陈建国死了——“你是说,这些名字……”她的声音有点抖。顾城北点点头:“这些名字,
不是不同的人。是同一个人的转世。”窗外忽然响起一阵风声,香樟树的枝叶扑打着玻璃,
哗啦哗啦响。
昨天死的陈建国、还有那本《浮生六记》最后一页空着的那一行——那行等着被填上的空白,
是谁的名字?她突然想到一个问题。“顾老师,你今年多大?”顾城北沉默了几秒,
缓缓摘下眼镜。“如果按这一世的身份证,我五十七。”“那按别的呢?”他没有回答,
只是看着沈念,目光里有种说不清的东西。那目光很复杂,有审视,有期待,
还有一点她看不懂的——悲伤?沈念向后退了一步。
她想起刚才他说的话:四天前他借了那本府志,他还活着。而那些书里的死亡名单,
只针对“借阅者”。他不是借阅者。他是——什么?就在这时,楼下传来一阵急促的脚步声。

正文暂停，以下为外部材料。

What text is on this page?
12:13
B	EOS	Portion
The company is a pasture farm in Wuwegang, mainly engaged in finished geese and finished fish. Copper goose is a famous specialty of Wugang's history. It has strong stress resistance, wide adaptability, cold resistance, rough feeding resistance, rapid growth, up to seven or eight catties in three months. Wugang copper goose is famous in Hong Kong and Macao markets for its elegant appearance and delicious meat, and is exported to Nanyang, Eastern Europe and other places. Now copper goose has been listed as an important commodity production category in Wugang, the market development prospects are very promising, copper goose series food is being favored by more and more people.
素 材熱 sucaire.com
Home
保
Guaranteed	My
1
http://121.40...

有人在喊:“顾老师!顾老师在吗?出事了!”一个年轻的工作人员冲上二楼,
气喘吁吁地站在门口,脸涨得通红,扶着门框大口喘气:“顾老师,刚才派出所来电话,
说……说陈主任的死,法医重新鉴定了,不是心梗。”沈念和顾城北对视一眼。“是什么?
”那年轻人脸色发白,咽了口唾沫:“法医说,陈主任的死因,
和他三十年前发表的一篇论文里写的清代悬案一模一样——那个悬案,
死者就是被人用古籍里的毒纸闷死的。”第四章 光绪二十三年的书页派出所的人下午来的。
两个穿制服的年轻人,一个做笔录,一个拍照,把沈念的工作室里里外外翻了一遍。